23/05/2022

Le azioni soffrono il rialzo dell’inflazione

La News

Le Borse resistono con tenacia al contesto attuale caratterizzato da tassi in crescita e inflazione galoppante. Tuttavia, ci attendono decisioni di asset allocation agili e reattive, che potrebbero preannunciare un cambio di regime nel mercato. Così spiega Nathalie Benatia, Macroéconomiste di BNP Paribas AM, lo scenario economico globale che ha visto le azioni in difficoltà nell’ultimo periodo.

 

Non è facile rimanere ottimisti in questa fase così turbolenta e volatile. Negli USA i tassi di riferimento potrebbero aumentare rapidamente e spingere il paese in una recessione, mentre i mercati europei faticano a gestire una crisi geopolitica in un momento in cui anche l’economia cinese è in difficoltà a causa delle misure di contenimento per il Covid-19.

 

Intanto l’inflazione negli Stati Uniti continua la sua corsa e non dà segnali di rallentamento: l’indice dei prezzi al consumo, escluse le componenti più volatilità di generi alimentari ed energia, è salito dello 0,6% fra marzo e aprile, superando lo 0,3% stimato dal consenso. Pur in presenza di qualche segnale di inflessione nei prossimi mesi, l’inflazione negli USA sembra destinata a rimanere elevata e a erodere il potere d’acquisto delle famiglie.

 

“Dobbiamo sperare che la Fed riesca ad assicurare un “soft landing” - afferma Benatia - o quanto meno, che un’eventuale accelerazione della sua strategia di contenimento dell’inflazione non arrechi troppo danno all’economia statunitense”.

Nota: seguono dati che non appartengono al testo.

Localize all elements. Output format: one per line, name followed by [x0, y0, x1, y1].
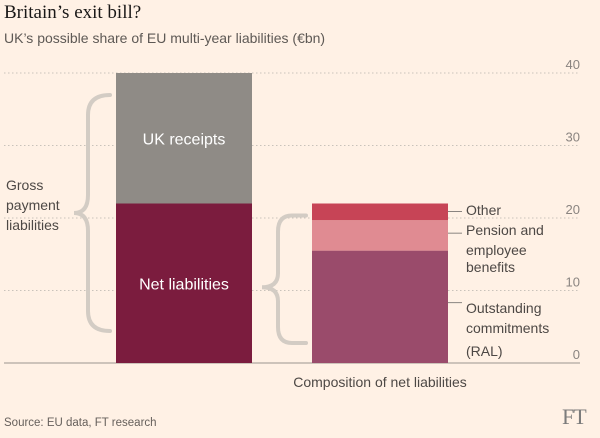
segment-label-outstanding-commitments-ral-line-2: (RAL)	[466, 343, 503, 359]
segment-label-pension-and-employee-benefits-line-0: Pension and	[466, 222, 544, 238]
chart-subtitle: UK’s possible share of EU multi-year lia…	[4, 30, 326, 46]
chart-title: Britain’s exit bill?	[4, 2, 142, 23]
bar-label-uk-receipts: UK receipts	[143, 131, 226, 148]
segment-label-pension-and-employee-benefits-line-1: employee	[466, 242, 527, 258]
bar-segment-pension-and-employee-benefits	[312, 220, 448, 251]
bar-segment-net-liabilities	[116, 203, 252, 363]
y-tick-label-30: 30	[566, 130, 580, 145]
source-note: Source: EU data, FT research	[4, 417, 157, 429]
brace-label-gross-line-2: liabilities	[6, 217, 59, 233]
segment-label-pension-and-employee-benefits-line-2: benefits	[466, 259, 515, 275]
y-tick-label-20: 20	[566, 202, 580, 217]
brace-net	[261, 213, 308, 345]
bar-segment-outstanding-commitments-ral	[312, 250, 448, 363]
y-tick-label-0: 0	[573, 347, 580, 362]
segment-label-outstanding-commitments-ral-line-1: commitments	[466, 320, 549, 336]
segment-label-other-line-0: Other	[466, 202, 501, 218]
brace-label-gross-line-1: payment	[6, 197, 60, 213]
x-label-composition: Composition of net liabilities	[293, 374, 467, 390]
brace-label-gross-line-0: Gross	[6, 177, 43, 193]
brace-gross	[73, 93, 112, 333]
segment-label-outstanding-commitments-ral-line-0: Outstanding	[466, 300, 542, 316]
ft-logo: FT	[562, 404, 587, 429]
y-tick-label-10: 10	[566, 275, 580, 290]
y-tick-label-40: 40	[566, 57, 580, 72]
bar-label-net-liabilities: Net liabilities	[139, 276, 229, 293]
bar-segment-other	[312, 203, 448, 221]
bar-segment-uk-receipts	[116, 73, 252, 204]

Anche la BCE ha deciso di inasprire le misure di politica monetaria annunciando un rialzo dei tassi di interesse da qui a fine 2022. La Banca Centrale Europea preferisce concentrarsi sulla lotta all’inflazione convinta del fatto che il rallentamento economico sia destinato ad avere vita breve.

 

L’economista prevede un’espansione tangibile della crescita nell’Eurozona nel secondo semestre del 2022, in vista della ripresa dei piani d’investimento aziendali e di un mercato del lavoro ancora solido.

 

Alla luce di queste considerazioni, negli USA e in Europa i rischi di ribasso della crescita non vanno ignorati. Tuttavia non sembrano motivi sufficienti a scalfire la determinazione delle banche centrali di normalizzare le politiche monetarie. In questo contesto, la volatilità continuerà a prevalere sui mercati obbligazionari.

 

Concludendo, BNP Paribas AM ritiene che un’esposizione corta alla duration sia imperativa, ma è pronta ad adeguare le posizioni se i movimenti dei prezzi, in qualunque direzione, si faranno eccessivi.